Ir
assistir às sessões fotográficas, ver como mudam de roupa, colocam adereços e
se expõem a uma objectiva máquina fotográfica, permite ver o melhor e o pior
das pessoas, ainda antes de lhes fazer a primeira pergunta. Tento sempre ser
invisível nesse objectivo. Mesmo que fale, ou diga piadas, quero ver como
brilham os olhos e as palavras dos entrevistados que ainda estão para ser. Travestido
com a minha personagem hipster entrevistador nas horas vagas, percebi
rapidamente que o Délio é um líder. Um líder de ideias e de estilos, alguém que
fotografa como se vê ao espelho: uma mistura de vários mundos e de várias
épocas. Para os que sabem como se faz, foi só mais um dia para a Marta e para o
Herberto no estúdio da DIF.
Mas quem é este
tipo?
O
Délio nasceu em Luanda e tem 33 anos. Veio para Portugal com 18 anos para
trabalhar com um primo numa serigrafia. Para fazer a sua vida continuar nesta
direcção geográfica, viu a sua família espalhar-se pela Europa e por África.

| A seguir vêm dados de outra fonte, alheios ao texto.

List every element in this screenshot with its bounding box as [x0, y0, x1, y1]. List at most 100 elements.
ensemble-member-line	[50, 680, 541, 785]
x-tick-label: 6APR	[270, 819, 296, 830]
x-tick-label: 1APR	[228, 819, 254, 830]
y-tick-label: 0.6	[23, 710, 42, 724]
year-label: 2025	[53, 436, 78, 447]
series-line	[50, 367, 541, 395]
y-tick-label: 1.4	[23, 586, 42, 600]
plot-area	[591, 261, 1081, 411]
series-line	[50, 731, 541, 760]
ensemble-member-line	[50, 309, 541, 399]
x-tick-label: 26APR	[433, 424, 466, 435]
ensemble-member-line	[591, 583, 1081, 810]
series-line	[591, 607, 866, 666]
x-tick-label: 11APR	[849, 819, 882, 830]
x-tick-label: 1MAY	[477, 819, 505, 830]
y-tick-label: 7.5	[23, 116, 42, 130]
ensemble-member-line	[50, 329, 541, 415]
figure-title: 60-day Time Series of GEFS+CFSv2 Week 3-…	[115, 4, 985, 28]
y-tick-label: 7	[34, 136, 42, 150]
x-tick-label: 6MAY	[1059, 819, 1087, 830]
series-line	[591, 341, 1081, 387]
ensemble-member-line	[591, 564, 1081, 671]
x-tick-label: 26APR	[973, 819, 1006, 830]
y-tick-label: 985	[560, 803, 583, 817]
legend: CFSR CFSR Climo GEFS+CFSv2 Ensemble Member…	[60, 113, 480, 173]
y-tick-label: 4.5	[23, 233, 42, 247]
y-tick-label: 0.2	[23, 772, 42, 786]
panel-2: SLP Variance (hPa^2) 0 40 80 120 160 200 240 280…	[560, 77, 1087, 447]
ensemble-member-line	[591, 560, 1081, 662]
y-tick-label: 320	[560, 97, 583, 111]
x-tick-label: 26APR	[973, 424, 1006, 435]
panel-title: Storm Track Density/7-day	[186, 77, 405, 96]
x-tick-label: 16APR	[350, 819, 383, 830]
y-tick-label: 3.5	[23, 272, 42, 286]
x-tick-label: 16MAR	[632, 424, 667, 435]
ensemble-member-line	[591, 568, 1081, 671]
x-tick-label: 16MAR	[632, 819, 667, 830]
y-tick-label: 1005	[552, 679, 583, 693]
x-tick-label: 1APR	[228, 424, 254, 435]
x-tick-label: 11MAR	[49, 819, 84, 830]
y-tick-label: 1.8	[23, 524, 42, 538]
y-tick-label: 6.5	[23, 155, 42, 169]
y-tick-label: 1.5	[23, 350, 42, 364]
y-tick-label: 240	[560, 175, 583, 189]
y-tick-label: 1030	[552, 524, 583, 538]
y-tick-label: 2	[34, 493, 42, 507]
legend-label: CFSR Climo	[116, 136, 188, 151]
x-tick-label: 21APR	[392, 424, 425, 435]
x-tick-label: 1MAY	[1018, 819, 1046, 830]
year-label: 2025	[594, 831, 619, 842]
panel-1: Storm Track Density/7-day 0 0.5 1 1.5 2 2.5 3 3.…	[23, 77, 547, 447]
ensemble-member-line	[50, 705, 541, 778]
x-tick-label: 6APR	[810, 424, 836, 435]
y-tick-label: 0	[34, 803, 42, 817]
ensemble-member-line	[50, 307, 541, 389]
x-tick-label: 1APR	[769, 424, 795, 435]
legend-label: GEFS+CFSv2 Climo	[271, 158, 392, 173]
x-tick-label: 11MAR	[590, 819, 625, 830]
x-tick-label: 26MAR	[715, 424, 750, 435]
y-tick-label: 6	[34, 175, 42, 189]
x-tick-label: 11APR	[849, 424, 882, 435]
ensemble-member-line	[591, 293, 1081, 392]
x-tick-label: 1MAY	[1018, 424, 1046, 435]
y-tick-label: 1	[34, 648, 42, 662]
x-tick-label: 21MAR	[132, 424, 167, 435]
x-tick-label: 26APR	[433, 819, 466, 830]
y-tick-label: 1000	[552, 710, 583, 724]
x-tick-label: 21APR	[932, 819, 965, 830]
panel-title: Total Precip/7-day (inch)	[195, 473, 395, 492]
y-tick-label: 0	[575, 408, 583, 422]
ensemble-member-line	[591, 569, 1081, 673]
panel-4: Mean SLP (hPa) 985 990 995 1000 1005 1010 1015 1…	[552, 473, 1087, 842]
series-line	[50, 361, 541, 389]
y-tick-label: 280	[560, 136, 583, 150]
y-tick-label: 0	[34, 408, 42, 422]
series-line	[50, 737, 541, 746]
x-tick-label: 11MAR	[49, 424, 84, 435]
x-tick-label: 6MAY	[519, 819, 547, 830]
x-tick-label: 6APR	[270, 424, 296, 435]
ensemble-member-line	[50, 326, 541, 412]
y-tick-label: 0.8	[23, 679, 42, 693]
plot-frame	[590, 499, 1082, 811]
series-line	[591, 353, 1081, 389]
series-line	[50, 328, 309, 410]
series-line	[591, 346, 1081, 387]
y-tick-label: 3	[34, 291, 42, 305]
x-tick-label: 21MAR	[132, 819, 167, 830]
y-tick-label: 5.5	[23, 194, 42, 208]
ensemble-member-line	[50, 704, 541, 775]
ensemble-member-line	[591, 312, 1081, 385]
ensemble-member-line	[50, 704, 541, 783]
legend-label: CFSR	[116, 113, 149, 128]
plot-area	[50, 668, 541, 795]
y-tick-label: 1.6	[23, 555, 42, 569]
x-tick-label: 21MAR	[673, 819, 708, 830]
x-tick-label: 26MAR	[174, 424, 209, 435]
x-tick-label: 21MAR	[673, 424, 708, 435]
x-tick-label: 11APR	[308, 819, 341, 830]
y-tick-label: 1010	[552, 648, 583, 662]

Não teve medo e manteve a sua curiosidade sempre activa, a abrir aparelhos
electrónicos, a colecionar fotografias e documentos, até ao ponto em que
começou a mostrar as suas “brincadeiras” ao mundo. Nunca estragou uma única
fotografia original, mas os processos que usa ofereceram ao mundo pequenas
máquinas do tempo, entre o que cada história pessoal já foi e aquilo que ainda
pode ser hoje. Parece pouco, mas já o levou em pouco tempo, a ser finalista no
BESphoto.
Pergunta da artista
Helena Canhoto
A minha
última entrevistada deixou-me uma pergunta, sem saber que calharia a um
fotógrafo angolano como o Délio. Mas ele não recusou a resposta pronta. O que é que falta ao cinema português? “Falta
um grande Kick! Mas tem também a ver com dinheiro, como se vê os cinemas vão
todos abaixo, porque não há ninguém. Além do Manuel de Oliveira, e do João
César Monteiro, de quem eu gostava muito, que era uma figura que parecia mais
um performer do que um cineasta. Mas há muito pouco cinema bom feito em
Portugal, há documentários bons, há coisas engraçadas, mas neste passado
recente não há nada que me entusiasme.” E
o cinema angolano? Foste ver a rainha Njinga? “Não, ainda não. O cinema
angolano, tem poucos cineastas. Como o Kiluanje Liberdade que tem feito coisas
interessantes fora daquela coisa do Kuduro, que retrata o que se está a passar
na Angola de hoje. E temos o Zezé Gamboa que tem feito um grande trabalho em
prol do cinema em Angola. Mas lá como cá, foca-se tudo em telenovelas.” Mas então achas que se segue a referência
portuguesa? “Sim, são heranças históricas de onde vamos beber, mas o Brasil
tem feito muito mais produção, são muito fortes. Já Portugal, está muito parado
em relação a Itália ou Espanha.”
O angolano
A
falar de comparações, não resisti a perguntar quais eram os pontos de vista
angolanos sobre Portugal. Tens ideia de
como é que um angolano vê Portugal? “É o quintal de Angola! É quase uma
brincadeira entre amigos, porque qualquer coisa que se precise tratar, como
abrir uma conta, fazer compras ou investir. Nós vamos sempre para um país
vizinho em que se fale a mesma língua, e para um angolano é sempre Portugal. É
o quintal porque vais a um restaurante na Baixa e lá estão os angolanos de
classe alta, por isso brincamos a dizer que é o quintal de Angola, porque eles
estão sempre cá.” Mas ainda te lembras
do tempo em que a referência angolana era Cuba ou a URSS? “Lembro-me, nos
anos 80. Desde os carros até o meu pai a falar “cubano” com um vizinho.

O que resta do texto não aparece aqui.